The artist’s photographs shed light on the notion of a fluid bodily experience,
an idea also showcased this autumn winter 20/21 season.
In 1988, Frédéric Fontenoy was 25 years old. He had completed his photography studies and laid the foundations for his artistic work in a first series, Metamorphosis, where he used his own body as a highly expressive tool to open and full mark minds. This approach continues to speak to us, and we wanted to tie it into the vision of autumn winter 20/21.
This season, the body occupies a central place. Its textures (folds and wrinkles), its colours (pink beiges such as «prothesis », « l’exo-nude » and « pink navel ») infuse fabrics with a compassionate and much-needed humanity.
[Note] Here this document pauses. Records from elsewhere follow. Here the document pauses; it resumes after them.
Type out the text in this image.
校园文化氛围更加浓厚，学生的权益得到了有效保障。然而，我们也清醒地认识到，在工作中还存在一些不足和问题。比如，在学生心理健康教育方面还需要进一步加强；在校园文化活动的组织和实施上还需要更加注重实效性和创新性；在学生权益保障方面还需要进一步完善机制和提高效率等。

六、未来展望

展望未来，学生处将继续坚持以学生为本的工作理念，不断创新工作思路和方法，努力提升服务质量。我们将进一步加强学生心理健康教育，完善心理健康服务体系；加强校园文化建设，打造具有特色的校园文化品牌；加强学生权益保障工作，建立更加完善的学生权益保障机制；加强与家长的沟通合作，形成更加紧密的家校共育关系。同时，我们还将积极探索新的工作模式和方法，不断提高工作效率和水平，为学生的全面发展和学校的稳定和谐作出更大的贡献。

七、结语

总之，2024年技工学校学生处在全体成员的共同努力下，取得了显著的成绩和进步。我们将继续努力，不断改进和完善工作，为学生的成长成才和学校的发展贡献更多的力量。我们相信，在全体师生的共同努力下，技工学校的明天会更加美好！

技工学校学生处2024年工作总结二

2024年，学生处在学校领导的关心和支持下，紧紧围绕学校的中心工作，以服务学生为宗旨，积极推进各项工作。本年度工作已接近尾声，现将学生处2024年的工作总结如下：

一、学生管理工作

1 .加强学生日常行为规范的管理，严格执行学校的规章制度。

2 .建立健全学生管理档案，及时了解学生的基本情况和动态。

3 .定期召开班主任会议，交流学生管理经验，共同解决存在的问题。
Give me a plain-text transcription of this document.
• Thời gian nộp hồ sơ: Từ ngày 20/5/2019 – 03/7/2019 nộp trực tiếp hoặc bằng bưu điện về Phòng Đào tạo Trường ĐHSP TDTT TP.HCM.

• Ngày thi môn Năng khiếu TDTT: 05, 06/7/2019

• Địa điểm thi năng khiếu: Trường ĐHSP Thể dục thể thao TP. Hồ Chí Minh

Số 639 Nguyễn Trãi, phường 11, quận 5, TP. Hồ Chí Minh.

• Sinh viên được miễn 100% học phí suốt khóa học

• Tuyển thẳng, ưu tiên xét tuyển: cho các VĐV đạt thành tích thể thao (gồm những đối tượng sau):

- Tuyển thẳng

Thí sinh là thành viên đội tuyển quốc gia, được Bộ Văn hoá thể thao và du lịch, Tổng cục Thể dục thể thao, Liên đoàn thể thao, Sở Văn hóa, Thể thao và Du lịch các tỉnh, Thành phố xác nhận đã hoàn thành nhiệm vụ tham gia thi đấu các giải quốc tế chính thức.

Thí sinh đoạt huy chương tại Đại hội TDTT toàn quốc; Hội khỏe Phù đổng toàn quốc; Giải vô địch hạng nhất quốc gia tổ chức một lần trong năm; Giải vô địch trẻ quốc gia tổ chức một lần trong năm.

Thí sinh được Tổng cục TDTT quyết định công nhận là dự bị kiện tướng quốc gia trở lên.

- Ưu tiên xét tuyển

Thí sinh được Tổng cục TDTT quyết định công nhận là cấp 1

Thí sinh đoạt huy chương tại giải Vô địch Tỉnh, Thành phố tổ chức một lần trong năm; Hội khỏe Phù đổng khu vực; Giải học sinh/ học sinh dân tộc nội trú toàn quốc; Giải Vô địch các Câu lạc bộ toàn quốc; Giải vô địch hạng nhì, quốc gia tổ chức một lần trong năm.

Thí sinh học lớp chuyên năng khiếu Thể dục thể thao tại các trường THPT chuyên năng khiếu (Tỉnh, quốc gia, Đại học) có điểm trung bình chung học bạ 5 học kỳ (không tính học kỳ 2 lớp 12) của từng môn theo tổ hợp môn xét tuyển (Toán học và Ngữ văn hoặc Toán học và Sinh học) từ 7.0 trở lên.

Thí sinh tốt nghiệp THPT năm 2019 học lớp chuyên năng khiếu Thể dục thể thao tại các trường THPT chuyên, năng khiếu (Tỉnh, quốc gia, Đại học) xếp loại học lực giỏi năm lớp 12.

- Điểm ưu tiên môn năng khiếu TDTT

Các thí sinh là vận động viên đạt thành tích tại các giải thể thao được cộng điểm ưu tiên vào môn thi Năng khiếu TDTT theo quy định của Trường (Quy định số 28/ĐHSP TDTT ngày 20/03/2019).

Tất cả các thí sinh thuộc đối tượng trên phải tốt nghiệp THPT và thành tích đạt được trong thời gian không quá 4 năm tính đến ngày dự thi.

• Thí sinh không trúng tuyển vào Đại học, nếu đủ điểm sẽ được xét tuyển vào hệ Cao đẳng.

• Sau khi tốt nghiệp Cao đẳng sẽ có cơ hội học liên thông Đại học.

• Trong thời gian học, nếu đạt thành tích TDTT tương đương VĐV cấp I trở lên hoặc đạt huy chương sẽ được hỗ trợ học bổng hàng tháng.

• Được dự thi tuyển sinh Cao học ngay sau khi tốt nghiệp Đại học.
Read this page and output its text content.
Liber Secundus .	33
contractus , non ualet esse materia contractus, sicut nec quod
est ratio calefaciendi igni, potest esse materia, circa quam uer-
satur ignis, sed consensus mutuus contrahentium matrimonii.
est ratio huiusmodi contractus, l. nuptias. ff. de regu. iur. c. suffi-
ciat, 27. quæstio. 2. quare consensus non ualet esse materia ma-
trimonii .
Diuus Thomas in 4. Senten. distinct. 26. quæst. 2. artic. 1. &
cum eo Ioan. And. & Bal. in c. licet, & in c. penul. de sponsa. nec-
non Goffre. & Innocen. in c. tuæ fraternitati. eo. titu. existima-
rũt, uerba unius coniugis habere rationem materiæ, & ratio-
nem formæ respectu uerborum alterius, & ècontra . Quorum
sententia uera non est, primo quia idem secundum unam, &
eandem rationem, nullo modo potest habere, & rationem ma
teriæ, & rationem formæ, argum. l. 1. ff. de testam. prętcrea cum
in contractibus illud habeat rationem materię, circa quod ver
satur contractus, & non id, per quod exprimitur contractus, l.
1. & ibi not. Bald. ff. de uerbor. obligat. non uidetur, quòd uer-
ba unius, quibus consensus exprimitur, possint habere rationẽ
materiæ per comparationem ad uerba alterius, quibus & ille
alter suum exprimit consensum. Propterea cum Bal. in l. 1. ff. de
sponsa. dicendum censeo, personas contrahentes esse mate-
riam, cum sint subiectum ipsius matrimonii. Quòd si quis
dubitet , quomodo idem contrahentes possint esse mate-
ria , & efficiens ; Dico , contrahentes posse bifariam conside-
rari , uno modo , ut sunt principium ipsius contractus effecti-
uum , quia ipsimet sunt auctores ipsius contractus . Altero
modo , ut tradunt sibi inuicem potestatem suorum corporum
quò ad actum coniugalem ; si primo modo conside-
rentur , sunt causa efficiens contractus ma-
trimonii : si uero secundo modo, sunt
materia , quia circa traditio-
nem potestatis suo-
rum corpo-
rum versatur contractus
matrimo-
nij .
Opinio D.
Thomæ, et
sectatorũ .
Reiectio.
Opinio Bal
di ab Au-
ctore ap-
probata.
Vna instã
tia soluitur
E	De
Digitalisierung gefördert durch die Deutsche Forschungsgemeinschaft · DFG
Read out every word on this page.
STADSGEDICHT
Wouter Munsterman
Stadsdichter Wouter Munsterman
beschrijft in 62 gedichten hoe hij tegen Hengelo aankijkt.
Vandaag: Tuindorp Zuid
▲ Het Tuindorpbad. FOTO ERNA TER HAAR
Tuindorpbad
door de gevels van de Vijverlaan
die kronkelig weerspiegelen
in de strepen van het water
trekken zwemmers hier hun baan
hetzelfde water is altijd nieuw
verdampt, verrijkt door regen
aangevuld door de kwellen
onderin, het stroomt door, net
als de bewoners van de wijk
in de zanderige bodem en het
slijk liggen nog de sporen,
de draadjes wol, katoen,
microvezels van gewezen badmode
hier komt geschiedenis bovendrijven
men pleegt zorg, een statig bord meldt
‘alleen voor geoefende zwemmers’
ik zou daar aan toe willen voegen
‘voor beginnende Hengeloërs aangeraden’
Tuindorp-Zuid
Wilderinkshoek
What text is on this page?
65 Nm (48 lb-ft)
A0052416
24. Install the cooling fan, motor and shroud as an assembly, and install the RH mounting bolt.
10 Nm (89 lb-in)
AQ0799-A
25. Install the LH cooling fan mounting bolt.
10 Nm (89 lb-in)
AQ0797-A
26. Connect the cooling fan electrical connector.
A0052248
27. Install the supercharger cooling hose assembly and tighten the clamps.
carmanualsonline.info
Ads and brands present images of bodies that are less standardized, freed of complexes, liberated. Society as a whole now welcomes multiple identities, and turns to other models. Singularity and diversity are emerging as strengths. At a time when individual existence is paramount, differentiating oneself, asserting oneself, is key to a sense of fulfilment.
In Frédéric Fontenoy’s work, difference is taken to the point of oddity. He shoots in uninhabited natural spaces, achieving a true physical performance in front of his panoramic camera, set to long exposure times. His naked body takes over the space. He contorts himself, gestures, printing his motions on the conventional film he uses. Limbs multiply or disappear. Deformed, improbable, blurry, moving, surrealist, the body becomes an abstraction, a set of fluid possibilities.
A new fashion aesthetic has appeared. It has been described as “new gender” (the difference between male and female fashions disappears), “No gender” (departing from a binary male-female vision, moving from one to the other, like the rapper Young Thug wearing a dress), “Neutral gender” (unisex pieces that can be worn by men as well as women: style over gender). We now speak of ” Gender Fluid ” to designate a breakdown of the dress code, a fashion free of any identity constraints in terms of X or Y, separating clothing from sexuality, because the question has been transcended and other values are taking over.
Frédéric Fontenoy’s avant-garde photographs contain a little of all of this. The body extricates itself from suffocating aesthetic norms and pushes back its limits. He favours mobility, questioning its place in nature. Personal and universal, intimate but potentially exuberant, he chooses the odd, not out of activism, but out of a taste for freedom.